Calogero Paceco "perché si poneva - scrive la Dda - a disposizione dell’associazione per delinquere di stampo mafioso c.d. Stidda, senza prendere parte alla stessa, procurando (o promettendo di procurare) armi, accettando di svolgere l’attività di mediatore agricolo per conto e nell’interesse dell’associazione medesima, con la quale condivideva i relativi profitti. In Canicattì ed altre località della provincia di Agrigento sino alla data odierna". 

Giuseppe Pirrera "perché, con più azioni esecutive - scrivono i magistrati - di un medesimo disegno criminoso aiutava Giancarlo Buggea ed emissari di Cosa Nostra americana ad eludere le investigazioni dell’autorità, svolgendo il ruolo di intermediario tra loro, sia veicolando messaggi criptici dall’uno gli altri, sia agendo al fine di consentire la realizzazione di riunioni cui essi prendevano parte all’interno dei locali del suo esercizio commerciale".

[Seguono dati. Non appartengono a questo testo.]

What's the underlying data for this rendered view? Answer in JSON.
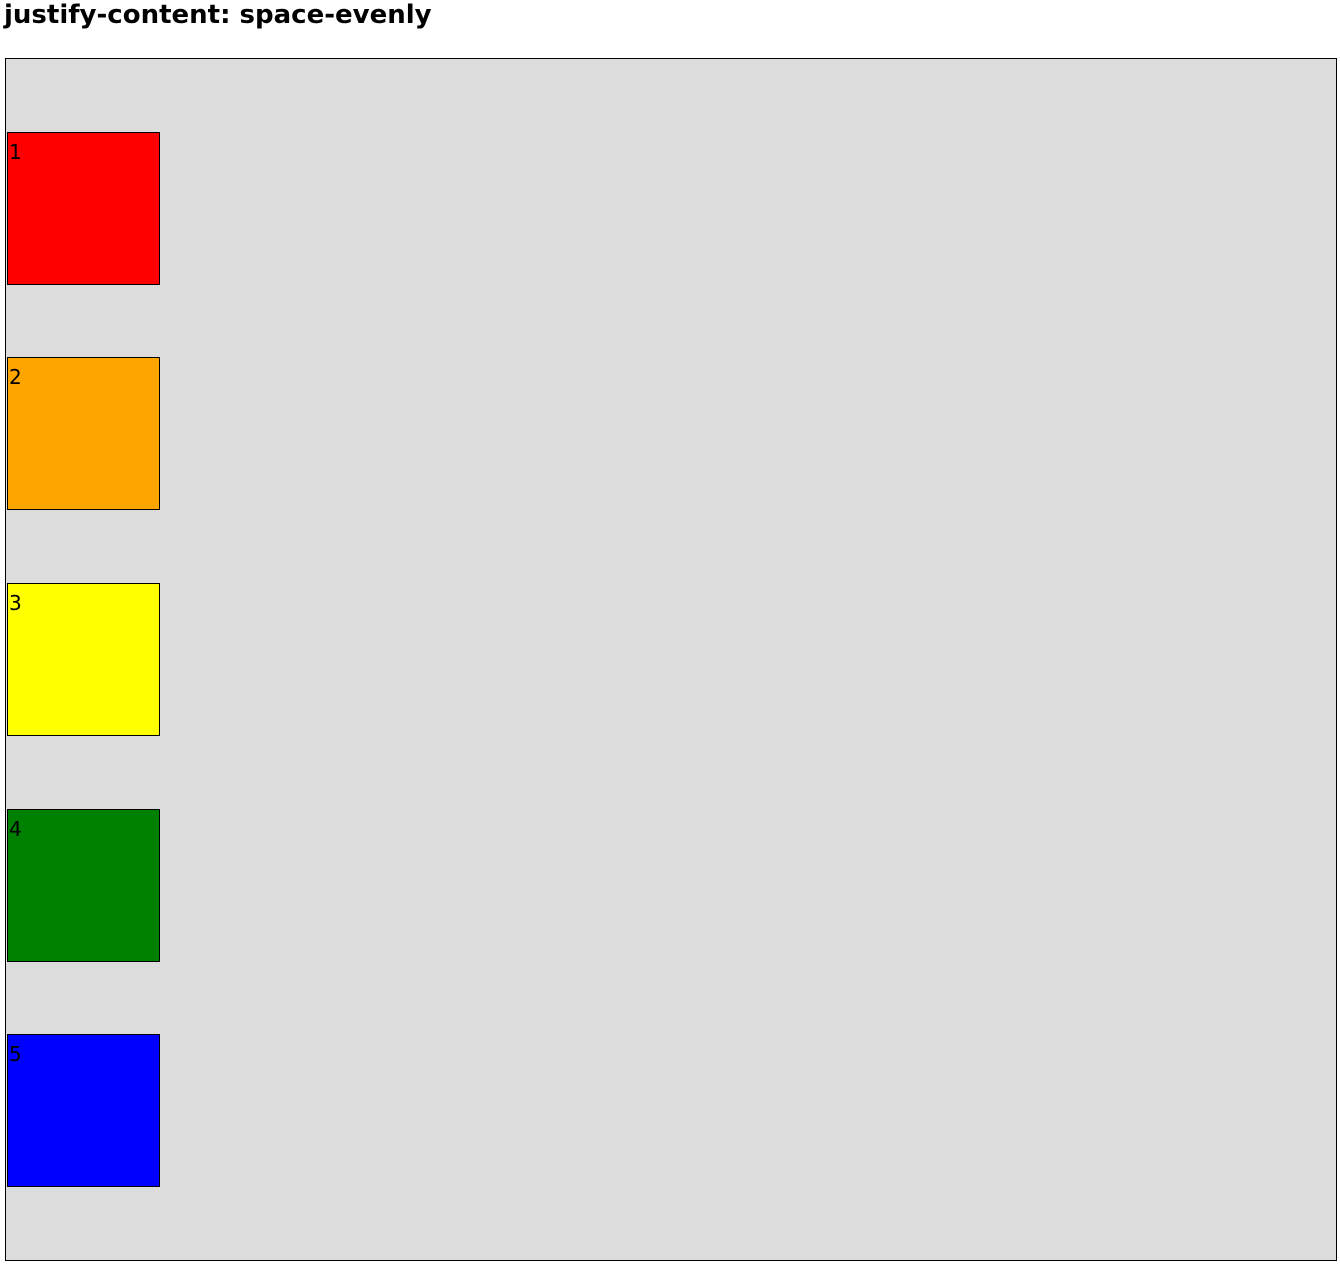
{
  "header": {
    "title": "justify-content: space-evenly"
  },
  "container": {
    "background": "#dcdcdc",
    "boxes": [
      {
        "label": "1",
        "color": "#ff0000"
      },
      {
        "label": "2",
        "color": "#ffa500"
      },
      {
        "label": "3",
        "color": "#ffff00"
      },
      {
        "label": "4",
        "color": "#008000"
      },
      {
        "label": "5",
        "color": "#0000ff"
      }
    ]
  }
}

Filippo Pitruzzella "per avere messo a disposizione - scrive la Dda nel provvedimento di fermo - dell’associazione per delinquere di stampo mafioso, senza prendere parte alla stessa, le proprie funzioni di ispettore del commissariato di Canicattì, veicolando reiteratamente a Buggea e a Porcello, informazioni segrete su attività investigative in corso, in particolare su quelle potenzialmente pregiudizievoli nei loro confronti o comunque relative all’associazione mafiosa agrigentina, redigendo altresì . proseguono i magistrati - annotazioni di servizio, su sollecitazione di Porcello finalizzate all’avvio di indagini nei confronti di esponenti mafiosi, o soggetti ad essi contigui, antagonisti rispetto a Buggea. Per essersi, con più azioni esecutive di un medesimo disegno criminoso, nella propria qualità di ispettore della polizia di Stato in servizio al commissariato di Canicattì, abusivamente introdotto nel sistema informatico relativo alla banca dati “S.D.I.”, protetto da misure di sicurezza, per finalità diverse da quelle per le quali era abilitato e comunque estranee alla sua funzione svolta all’interno del commissariato".

Giuseppe D'Andrea "perché, con più condotte - scrivono i magistrati della Dda nel provvedimento di fermo - in esecuzione di un medesimo disegno criminoso, si introduceva abusivamente in un sistema informatico protetto da misure di sicurezza (sistema SDI, banca dati nazionale per le forze dell’ordine) per acquisire notizie, nonchè, con il concorso di altro pubblico ufficiale ancora non compiutamente identificato, sull’imprenditore (omissis). Fatti commessi nella qualità di pubblico ufficiale, e segnatamente quale assistente capo in servizio al commissariato di Canicattì. Perché, in concorso con pubblici ufficiali allo stato non compiutamente identificati, - prosegue il provvedimento di fermo - violando i doveri inerenti alla sua funzione di assistente capo della polizia di Stato, o comunque abusando di dette qualità, rivelava notizie d’ufficio, che dovevano rimanere segrete, ai pregiudicati mafiosi. Perché, in concorso con altri pubblici ufficiali allo stato non compiutamente identificati, per procurare a se ed altri un indebito profitto patrimoniale (consistente nella revoca di un provvedimento di sospensione di licenza commerciale a lui riconducibile), si avvaleva illegittimamente di notizie d’ufficio le quali debbono rimanere segrete".